For models, the calendar’s planners chose a bevy of beauties active in the local theater, visual-arts and music communities. Many of the models are involved in more than one medium, Brown—herself an actress and singer, in addition to being a photographer—said. She cited Samantha Francis (now also known as Miss February)—an actress, painter and singer in the band Decades—as an example.

Brown and Fox also each took a turn in front of the camera, which presented unique challenges for both. Brown found herself frolicking among headstones in the Chico Cemetery on a blustery fall day, scantily clad in a retro sundress and sporting a prominent head wound as assistant photographer Jasmine Ingersoll took the shots. Fox’s challenges were even more difficult.

“I’d never done modeling or anything like that, because I’m always backstage. And for most of the shoot, I didn’t have any clothes on,” Fox said. “It was a crazy experience.
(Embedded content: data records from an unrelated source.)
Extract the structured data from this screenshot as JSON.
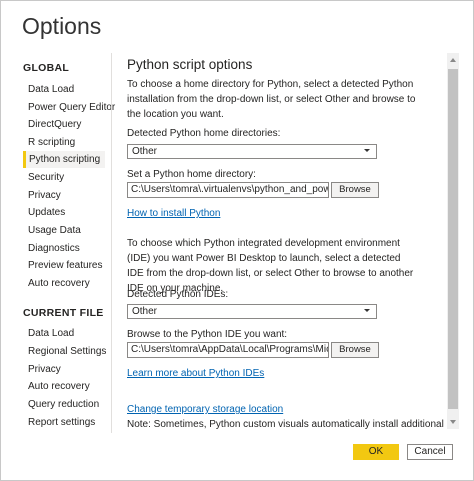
{
  "window": {
    "title": "Options"
  },
  "sidebar": {
    "global_header": "GLOBAL",
    "global_items": [
      {
        "label": "Data Load"
      },
      {
        "label": "Power Query Editor"
      },
      {
        "label": "DirectQuery"
      },
      {
        "label": "R scripting"
      },
      {
        "label": "Python scripting",
        "selected": true
      },
      {
        "label": "Security"
      },
      {
        "label": "Privacy"
      },
      {
        "label": "Updates"
      },
      {
        "label": "Usage Data"
      },
      {
        "label": "Diagnostics"
      },
      {
        "label": "Preview features"
      },
      {
        "label": "Auto recovery"
      }
    ],
    "current_header": "CURRENT FILE",
    "current_items": [
      {
        "label": "Data Load"
      },
      {
        "label": "Regional Settings"
      },
      {
        "label": "Privacy"
      },
      {
        "label": "Auto recovery"
      },
      {
        "label": "Query reduction"
      },
      {
        "label": "Report settings"
      }
    ]
  },
  "main": {
    "title": "Python script options",
    "intro": "To choose a home directory for Python, select a detected Python installation from the drop-down list, or select Other and browse to the location you want.",
    "home_dirs_label": "Detected Python home directories:",
    "home_dirs_value": "Other",
    "home_dir_label": "Set a Python home directory:",
    "home_dir_path": "C:\\Users\\tomra\\.virtualenvs\\python_and_powerbi-(",
    "browse_label": "Browse",
    "install_link": "How to install Python",
    "ide_intro": "To choose which Python integrated development environment (IDE) you want Power BI Desktop to launch, select a detected IDE from the drop-down list, or select Other to browse to another IDE on your machine.",
    "ide_label": "Detected Python IDEs:",
    "ide_value": "Other",
    "ide_path_label": "Browse to the Python IDE you want:",
    "ide_path": "C:\\Users\\tomra\\AppData\\Local\\Programs\\Microso",
    "browse_label_2": "Browse",
    "ide_link": "Learn more about Python IDEs",
    "storage_link": "Change temporary storage location",
    "note": "Note: Sometimes, Python custom visuals automatically install additional"
  },
  "footer": {
    "ok": "OK",
    "cancel": "Cancel"
  },
  "colors": {
    "accent": "#f2c811",
    "link": "#0063b1"
  }
}
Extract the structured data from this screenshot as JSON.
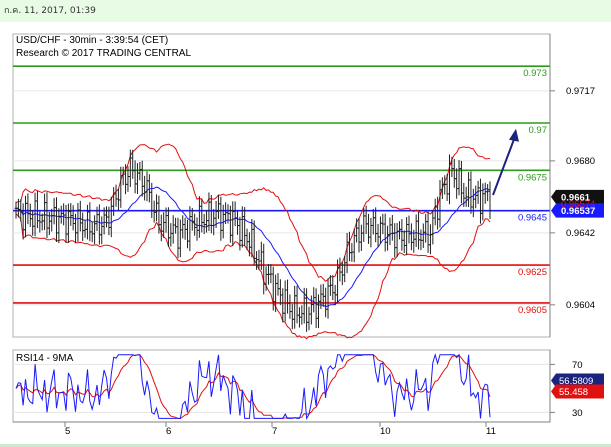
{
  "header": {
    "date_text": "ก.ค. 11, 2017, 01:39"
  },
  "chart_data": {
    "type": "line",
    "instrument_title": "USD/CHF - 30min - 3:39:54 (CET)",
    "research_line": "Research © 2017 TRADING CENTRAL",
    "price_panel": {
      "ylim": [
        0.9587,
        0.9747
      ],
      "yticks": [
        "0.9717",
        "0.9680",
        "0.9642",
        "0.9604"
      ],
      "x_tick_labels": [
        "5",
        "6",
        "7",
        "10",
        "11"
      ],
      "current_price": "0.9661",
      "ma_value": "0.96574",
      "blue_line_value": "0.96537",
      "levels": [
        {
          "value": 0.973,
          "label": "0.973",
          "color": "#2e9a1e"
        },
        {
          "value": 0.97,
          "label": "0.97",
          "color": "#2e9a1e"
        },
        {
          "value": 0.9675,
          "label": "0.9675",
          "color": "#2e9a1e"
        },
        {
          "value": 0.96537,
          "label": "0.9645",
          "color": "#1a1aff"
        },
        {
          "value": 0.9625,
          "label": "0.9625",
          "color": "#e01010"
        },
        {
          "value": 0.9605,
          "label": "0.9605",
          "color": "#e01010"
        }
      ],
      "arrow": {
        "from_value": 0.9662,
        "to_value": 0.9697,
        "color": "#1a237e"
      }
    },
    "rsi_panel": {
      "title": "RSI14 - 9MA",
      "yticks": [
        "70",
        "30"
      ],
      "ylim": [
        22,
        82
      ],
      "rsi_value": "56.5809",
      "ma_value": "55.458"
    },
    "colors": {
      "price": "#202020",
      "ma_blue": "#1a1aff",
      "bollinger_red": "#e01010",
      "rsi_line": "#1a1aff",
      "rsi_ma": "#e01010",
      "current_badge": "#111111",
      "blue_badge": "#1a1aff",
      "rsi_badge": "#1a237e",
      "rsi_ma_badge": "#e01010"
    }
  }
}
You also have to learn to trust the photographer, to know that they see things differently than you do and trust what they say. But it was great for my confidence, and very liberating.”

Most of the photos were shot at models’ or friends’ homes, with Brown’s graveyard romp and local singer/songwriter Aubrey Debauchery’s Cohasset-location shoot being exceptions.

“It was fun to see people’s reactions as they were driving by, because we had her [Debauchery] hitchhiking on the side of the road looking like she’d just got run over, and wondered if someone was going to want to pick her up,” Fox said, adding that Debauchery’s shoot was also fun makeup-wise. “She was open to anything. She basically just said, ‘Do anything you want; go ahead and rip me apart.’”

The calendar’s makers and models celebrated its release with a wrap-and-release party at Duffy’s Tavern on Nov. 26. Fox and Brown said that, while they’re still busy promoting the new calendar (available at www.pistolfireproductions.com for $15), they’re already brainstorming ideas for 2015.